Included amongst these serendipitous successes are two simple interior scenes placed at the start of the show that both feature the same, very unexceptional, blue glass vase filled with flowers as their centerpiece.  There’s something about the way Matisse leads the eye away from the focus on this central floral display and then around the room and out through the window onto the sea and then back again as the viewer is nudged into trying to accept the logic of the different intersecting perspective elements, not just those of the vase and the table on which it sits, but also the walls and floor, sea and sky.  Again, the actual blue glass vase is put on display here for all to see.  And this time it’s clear that Matisse has felt no obligation to bother trying accurately to record its precise outline or the way that light might properly reflect from its surfaces, relying instead upon the viewer’s ability to read his abstracted shorthand version and accept that in its place.  And, as Matisse certainly knew, ultimately it’s his ability to create an attractive ensemble arrangement of colours and shapes that give these picture their charm and value, rather than the degree to which he was able accurately to replicate a sense of realistic photographic reproduction.

It’s arguable that it was a reaction against the jolt given to artistic practice by the invention of photography around 1840 that encouraged artists to start playing around with perspective and the representation of forms, and led to the emergence of Impressionism, Cubism and half the other artistic isms that arose around the end of the 19th and start of the 20th centuries.  Amongst these various artistic movements it was, of course, Fauvism with which Matisse was most associated although what the Fauves actually stood for – beyond behaving in a beastly manner – is by no means clear and I’m pretty sure they never bothered trying to draft out any kind of formal manifesto.  Nevertheless, I think it’s fair to say that they produced a sort of early form of Expressionism which, unlike the much harsher and more seriously spiky Germanic version, aimed to put a brighter, less pessimistic spin on the way the world revolved itself.  So, while the Teutonic variation used their distortions of shape and colour to investigate the manic fears and frantic fevers of the Modern world, Matisse’s Mediterranean temperament pushed him towards an antidote, exploring calmer, more contented arenas that led him to surrender into the warm embrace of a decadent bourgeois comfortableness.  And if doing this meant forfeiting accuracy and sacrificing precision rendering to the interests of creating an overall satisfying design through incorporating artificial colourscapes and patterning, then Matisse was all in favour of adopting that tactic.

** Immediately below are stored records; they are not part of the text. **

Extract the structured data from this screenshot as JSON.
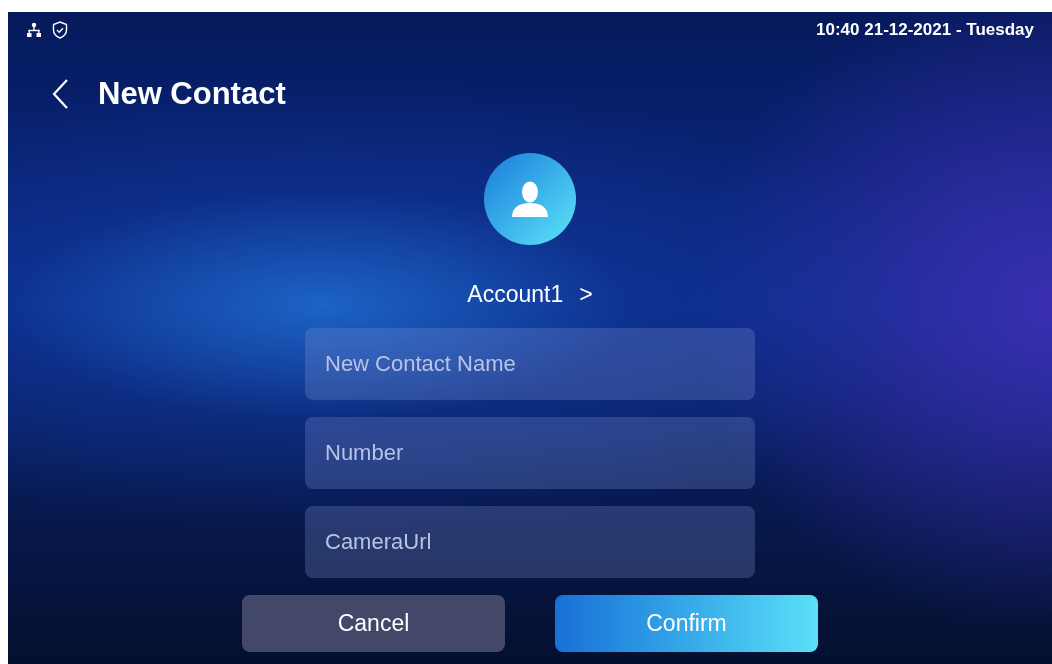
{
  "status_bar": {
    "datetime": "10:40  21-12-2021 - Tuesday"
  },
  "header": {
    "title": "New Contact"
  },
  "account": {
    "label": "Account1",
    "arrow": ">"
  },
  "fields": [
    {
      "placeholder": "New Contact Name"
    },
    {
      "placeholder": "Number"
    },
    {
      "placeholder": "CameraUrl"
    }
  ],
  "buttons": [
    {
      "label": "Cancel",
      "kind": "secondary"
    },
    {
      "label": "Confirm",
      "kind": "primary"
    }
  ]
}
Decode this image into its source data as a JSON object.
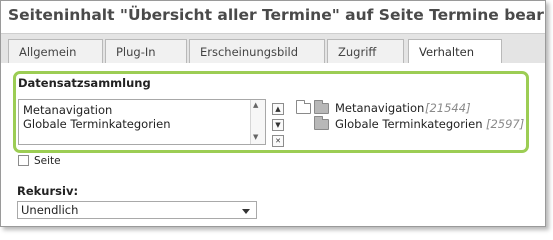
{
  "header": {
    "title": "Seiteninhalt \"Übersicht aller Termine\" auf Seite Termine bearbeiten"
  },
  "tabs": [
    {
      "label": "Allgemein",
      "active": false
    },
    {
      "label": "Plug-In",
      "active": false
    },
    {
      "label": "Erscheinungsbild",
      "active": false
    },
    {
      "label": "Zugriff",
      "active": false
    },
    {
      "label": "Verhalten",
      "active": true
    }
  ],
  "record_storage": {
    "label": "Datensatzsammlung",
    "selected_items": [
      "Metanavigation",
      "Globale Terminkategorien"
    ],
    "tree": [
      {
        "name": "Metanavigation",
        "id": "[21544]",
        "folder": "open"
      },
      {
        "name": "Globale Terminkategorien",
        "id": "[2597]",
        "folder": "closed"
      }
    ],
    "controls": {
      "up": "▲",
      "down": "▼",
      "remove": "✕"
    }
  },
  "page_checkbox": {
    "label": "Seite",
    "checked": false
  },
  "recursive": {
    "label": "Rekursiv:",
    "value": "Unendlich"
  },
  "colors": {
    "highlight": "#9ccd54",
    "tab_bar": "#e4e4e4",
    "id_text": "#8a8a8a"
  }
}
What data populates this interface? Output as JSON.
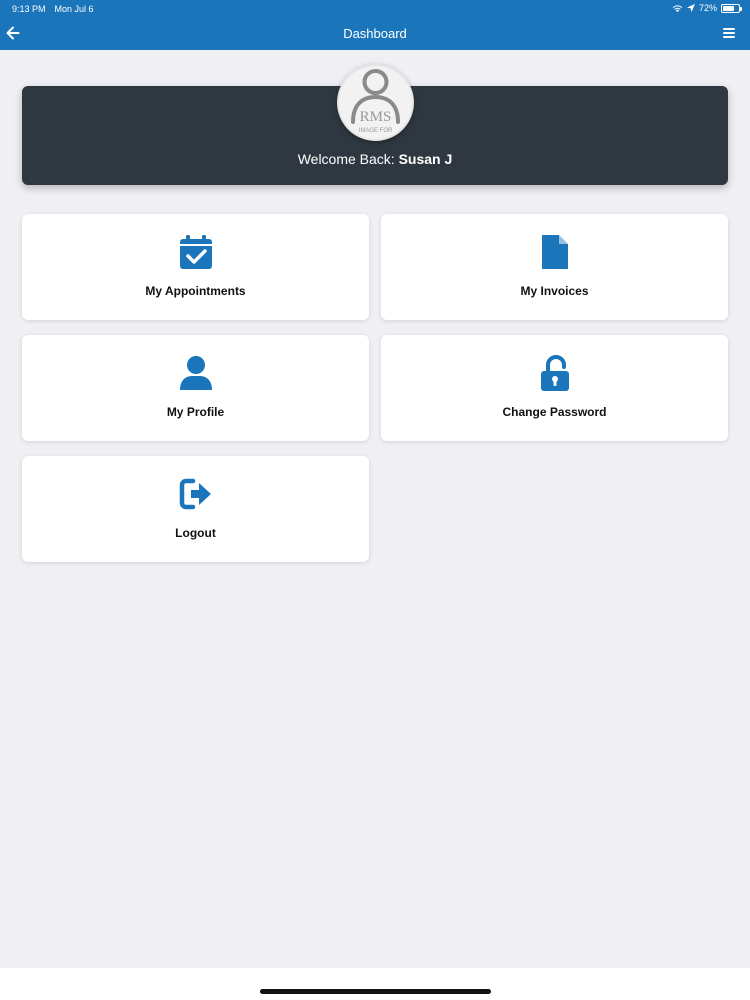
{
  "status_bar": {
    "time": "9:13 PM",
    "date": "Mon Jul 6",
    "battery": "72%",
    "battery_level": 0.72
  },
  "nav": {
    "title": "Dashboard",
    "back_icon": "arrow-left-icon",
    "menu_icon": "hamburger-menu-icon"
  },
  "welcome": {
    "prefix": "Welcome Back:",
    "user_name": "Susan J",
    "avatar_logo_text": "RMS",
    "avatar_logo_subtext": "IMAGE FOR"
  },
  "tiles": [
    {
      "label": "My Appointments",
      "icon": "calendar-check-icon"
    },
    {
      "label": "My Invoices",
      "icon": "file-icon"
    },
    {
      "label": "My Profile",
      "icon": "user-icon"
    },
    {
      "label": "Change Password",
      "icon": "unlock-icon"
    },
    {
      "label": "Logout",
      "icon": "sign-out-icon"
    }
  ],
  "colors": {
    "brand": "#1a75bb",
    "card_dark": "#2f3840",
    "background": "#efeff4"
  }
}
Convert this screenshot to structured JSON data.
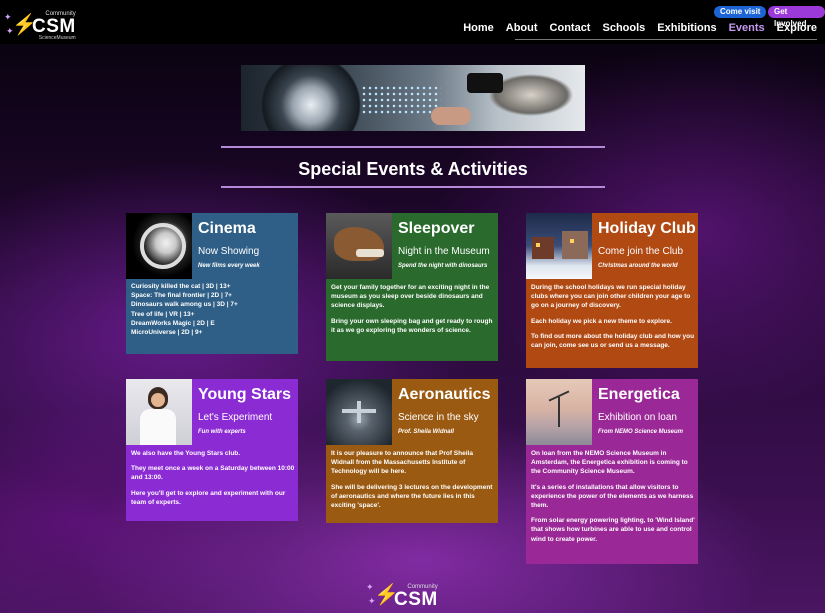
{
  "brand": {
    "community": "Community",
    "name": "CSM",
    "sub": "ScienceMuseum"
  },
  "header": {
    "visit_label": "Come visit",
    "involved_label": "Get Involved",
    "nav": [
      "Home",
      "About",
      "Contact",
      "Schools",
      "Exhibitions",
      "Events",
      "Explore"
    ],
    "active_nav": "Events"
  },
  "page": {
    "heading": "Special Events & Activities"
  },
  "cards": [
    {
      "title": "Cinema",
      "subtitle": "Now Showing",
      "tag": "New films every week",
      "color": "#2f5f86",
      "lines": [
        "Curiosity killed the cat | 3D | 13+",
        "Space: The final frontier | 2D | 7+",
        "Dinosaurs walk among us | 3D | 7+",
        "Tree of life | VR | 13+",
        "DreamWorks Magic | 2D | E",
        "MicroUniverse | 2D | 9+"
      ]
    },
    {
      "title": "Sleepover",
      "subtitle": "Night in the Museum",
      "tag": "Spend the night with dinosaurs",
      "color": "#2a6a2c",
      "paragraphs": [
        "Get your family together for an exciting night in the museum as you sleep over beside dinosaurs and science displays.",
        "Bring your own sleeping bag and get ready to rough it as we go exploring the wonders of science."
      ]
    },
    {
      "title": "Holiday Club",
      "subtitle": "Come join the Club",
      "tag": "Christmas around the world",
      "color": "#b14913",
      "paragraphs": [
        "During the school holidays we run special holiday clubs where you can join other children your age to go on a journey of discovery.",
        "Each holiday we pick a new theme to explore.",
        "To find out more about the holiday club and how you can join, come see us or send us a message."
      ]
    },
    {
      "title": "Young Stars",
      "subtitle": "Let's Experiment",
      "tag": "Fun with experts",
      "color": "#8b2bd4",
      "paragraphs": [
        "We also have the Young Stars club.",
        "They meet once a week on a Saturday between 10:00 and 13:00.",
        "Here you'll get to explore and experiment with our team of experts."
      ]
    },
    {
      "title": "Aeronautics",
      "subtitle": "Science in the sky",
      "tag": "Prof. Sheila Widnall",
      "color": "#9a5a12",
      "paragraphs": [
        "It is our pleasure to announce that Prof Sheila Widnall from the Massachusetts Institute of Technology will be here.",
        "She will be delivering 3 lectures on the development of aeronautics and where the future lies in this exciting 'space'."
      ]
    },
    {
      "title": "Energetica",
      "subtitle": "Exhibition on loan",
      "tag": "From NEMO Science Museum",
      "color": "#9a2896",
      "paragraphs": [
        "On loan from the NEMO Science Museum in Amsterdam, the Energetica exhibition is coming to the Community Science Museum.",
        "It's a series of installations that allow visitors to experience the power of the elements as we harness them.",
        "From solar energy powering lighting, to 'Wind Island' that shows how turbines are able to use and control wind to create power."
      ]
    }
  ]
}
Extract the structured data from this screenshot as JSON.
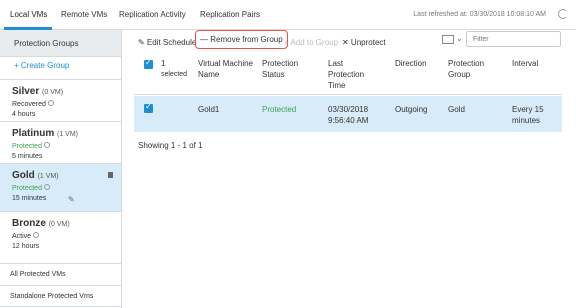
{
  "tabs": [
    {
      "label": "Local VMs",
      "active": true
    },
    {
      "label": "Remote VMs",
      "active": false
    },
    {
      "label": "Replication Activity",
      "active": false
    },
    {
      "label": "Replication Pairs",
      "active": false
    }
  ],
  "last_refreshed": "Last refreshed at: 03/30/2018 10:08:10 AM",
  "sidebar": {
    "header": "Protection Groups",
    "create_group": "+ Create Group",
    "groups": [
      {
        "name": "Silver",
        "vm_count": "(0 VM)",
        "status": "Recovered",
        "interval": "4 hours"
      },
      {
        "name": "Platinum",
        "vm_count": "(1 VM)",
        "status": "Protected",
        "interval": "5 minutes"
      },
      {
        "name": "Gold",
        "vm_count": "(1 VM)",
        "status": "Protected",
        "interval": "15 minutes"
      },
      {
        "name": "Bronze",
        "vm_count": "(0 VM)",
        "status": "Active",
        "interval": "12 hours"
      }
    ],
    "all_protected": "All Protected VMs",
    "standalone_protected": "Standalone Protected Vms"
  },
  "toolbar": {
    "edit_schedule": "✎ Edit Schedule",
    "remove_from_group": "— Remove from Group",
    "add_to_group": "+ Add to Group",
    "unprotect": "✕ Unprotect",
    "filter_placeholder": "Filter"
  },
  "table": {
    "selected_count": "1",
    "selected_label": "selected",
    "columns": [
      "Virtual Machine Name",
      "Protection Status",
      "Last Protection Time",
      "Direction",
      "Protection Group",
      "Interval"
    ],
    "rows": [
      {
        "vm_name": "Gold1",
        "status": "Protected",
        "last_time": "03/30/2018 9:56:40 AM",
        "direction": "Outgoing",
        "group": "Gold",
        "interval": "Every 15 minutes"
      }
    ],
    "showing": "Showing 1 - 1 of 1"
  },
  "colors": {
    "accent": "#1f8fd4",
    "protected": "#3aa54c",
    "selected_row": "#d8ebf8",
    "highlight_border": "#e3573f"
  }
}
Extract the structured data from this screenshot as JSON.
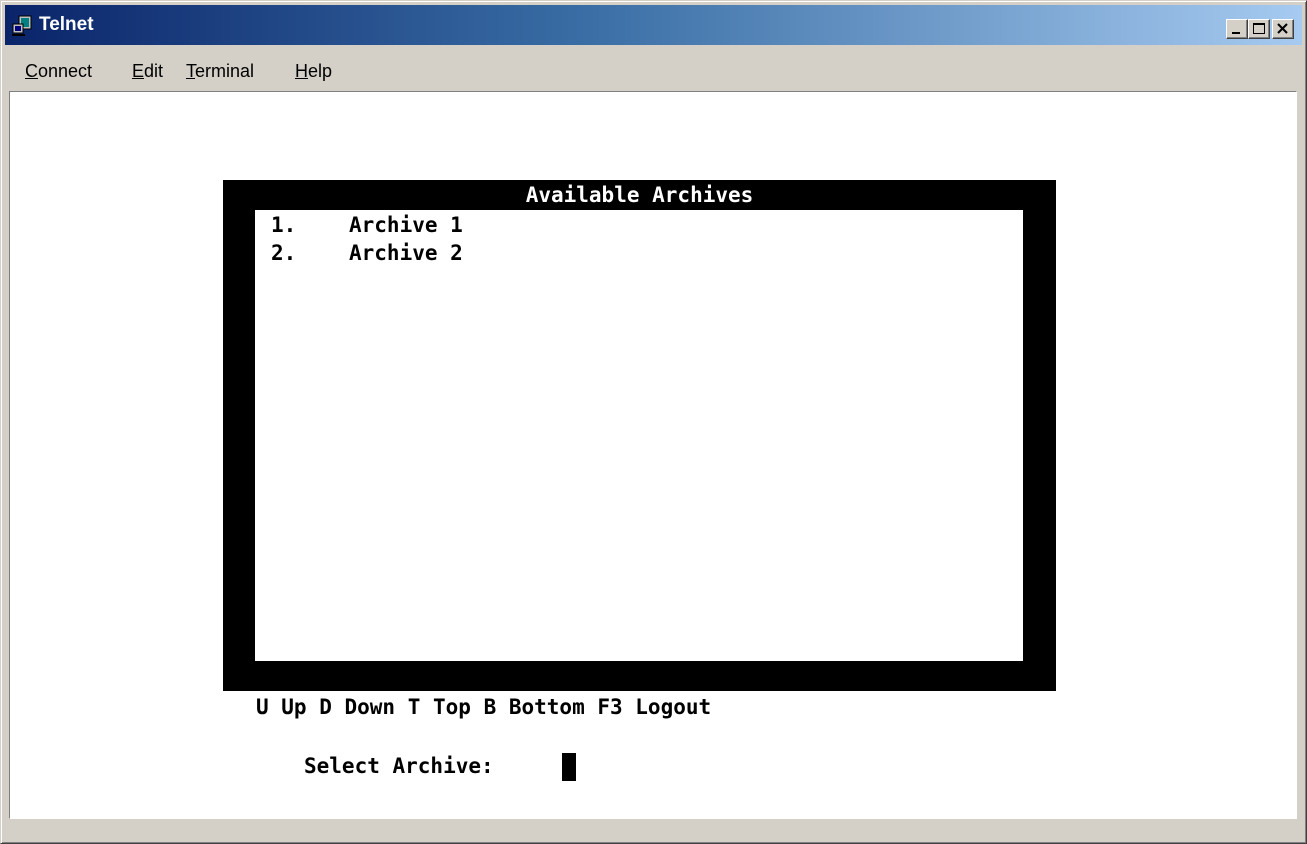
{
  "window": {
    "title": "Telnet",
    "icon": "telnet-app-icon"
  },
  "caption_buttons": {
    "minimize": "minimize-icon",
    "maximize": "maximize-icon",
    "close": "close-icon"
  },
  "menu": {
    "items": [
      {
        "accel": "C",
        "rest": "onnect"
      },
      {
        "accel": "E",
        "rest": "dit"
      },
      {
        "accel": "T",
        "rest": "erminal"
      },
      {
        "accel": "H",
        "rest": "elp"
      }
    ]
  },
  "terminal": {
    "panel_title": "Available Archives",
    "archives": [
      {
        "num": "1.",
        "name": "Archive 1"
      },
      {
        "num": "2.",
        "name": "Archive 2"
      }
    ],
    "keys_line": "U Up D Down T Top B Bottom F3 Logout",
    "prompt": "Select Archive: "
  },
  "colors": {
    "titlebar_start": "#0a246a",
    "titlebar_end": "#a6caf0",
    "terminal_frame": "#000000",
    "terminal_background": "#ffffff"
  }
}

It’s an attitude that culminates in this show with a section devoted to Matisse’s examination of the seraglio, that fabled construct of the Western imagination capable of providing the perfect template for an imagined world of sensuality and exotic, hedonistic excess otherwise denied the average citizen in his daily life, whether bourgeois or below stairs.  But tastes change and looking at these paintings now, I wonder whether a youthful audience today might not very likely find these works either quaintly comical or even really quite offensive.  And it’s easy enough to construct a critique to damn the artist’s misogynistic gaze, his oppressive colonialist attitude and utterly inappropriate appropriation and distortion of parts of an ancient Middle-Eastern cultural tradition into which he has no right to dip his brushes.

Well, having given that trigger warning, I confess that I find it hard to avert my voyeuristic eyes from these half dozen pictures of concubines in their dazzling daks, all lying recumbent on their snugly sofas and incarcerated within apartment walls bedecked with patterned fabrics (and again some of the originals of these are also on display here).  I suppose part of the attraction is daydreaming myself into the role of the Valentino Sheik or Red Shadow, but above that is the simple pleasure of being able to enjoy a luxuriating wander within Matisse’s world of saturated colouration, striking patternation, anatomical inconsistencies and pleasurably muddled perspectives.